# Hall Conductance and Chern Number Sign Convention

I have a simple question regarding sign conventions pertaining to the Chern number and Hall conductance (and what seems to be inconsistencies in the literature).

In a 2D band insulator, the Chern number $C$ is given by \begin{align} C = \frac{1}{2\pi } \int_{BZ} d^2 k\,\, f_{12}(k) \end{align} where $f_{12}(k)$ is the Berry curvature and is given by $f_{12}(k) = \epsilon_{ij} \partial_i a_j(k)$. Here $a_j(k)$ is the Berry connection.

Now, some papers in the literature define the Berry connection as \begin{align} a^-_j (k) = -i \langle \psi_k | \partial_{k_j} | \psi_k \rangle \end{align} (note the minus sign). But some papers define it as \begin{align} a^+_j (k) = i \langle \psi_k | \partial_{k_j} | \psi_k \rangle . \end{align}

The Hall conductance and Chern number are related via $\sigma_{xy} = C \frac{e^2}{h}$. My issue is that papers state that $\sigma_{xy} = C \frac{e^2}{h}$ regardless of the sign convention they use for the Berry connection.

My question is which convention for the sign of the Berry connection should be chosen to ensure $\sigma_{xy} = C \frac{e^2}{h}$?

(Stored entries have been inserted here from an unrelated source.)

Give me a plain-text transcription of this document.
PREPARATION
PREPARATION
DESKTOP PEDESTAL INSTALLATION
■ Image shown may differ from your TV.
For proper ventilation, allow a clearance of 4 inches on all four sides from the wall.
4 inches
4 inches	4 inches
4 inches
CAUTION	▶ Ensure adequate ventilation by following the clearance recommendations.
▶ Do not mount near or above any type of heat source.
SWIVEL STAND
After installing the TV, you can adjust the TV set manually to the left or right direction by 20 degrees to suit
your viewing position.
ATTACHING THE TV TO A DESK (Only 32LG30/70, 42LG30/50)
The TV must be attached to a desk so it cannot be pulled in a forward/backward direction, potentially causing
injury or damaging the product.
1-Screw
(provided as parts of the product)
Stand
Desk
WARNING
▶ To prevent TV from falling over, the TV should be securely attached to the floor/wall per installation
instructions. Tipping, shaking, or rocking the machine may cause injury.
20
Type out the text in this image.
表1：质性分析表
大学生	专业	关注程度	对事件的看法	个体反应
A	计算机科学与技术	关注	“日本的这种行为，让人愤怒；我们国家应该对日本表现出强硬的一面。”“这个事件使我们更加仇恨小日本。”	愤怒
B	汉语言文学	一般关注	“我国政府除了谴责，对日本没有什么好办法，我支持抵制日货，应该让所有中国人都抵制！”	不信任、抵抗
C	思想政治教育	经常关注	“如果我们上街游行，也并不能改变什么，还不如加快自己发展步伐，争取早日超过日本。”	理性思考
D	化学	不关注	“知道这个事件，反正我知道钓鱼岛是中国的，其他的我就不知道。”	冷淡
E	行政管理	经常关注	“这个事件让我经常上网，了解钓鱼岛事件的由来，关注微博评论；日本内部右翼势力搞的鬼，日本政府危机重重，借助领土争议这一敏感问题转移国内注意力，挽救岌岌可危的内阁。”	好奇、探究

I've calculated the Hall conductance using simple perturbation theory and I'm pretty sure the correct choice is $a^-_j(k)$. The paper by Qi, Hughes, and Zhang (arXiv:0802.3537) uses the convention $a_j^-(k)$ but I haven't been able to get through the full path integral derivation of the Hall conductance yet.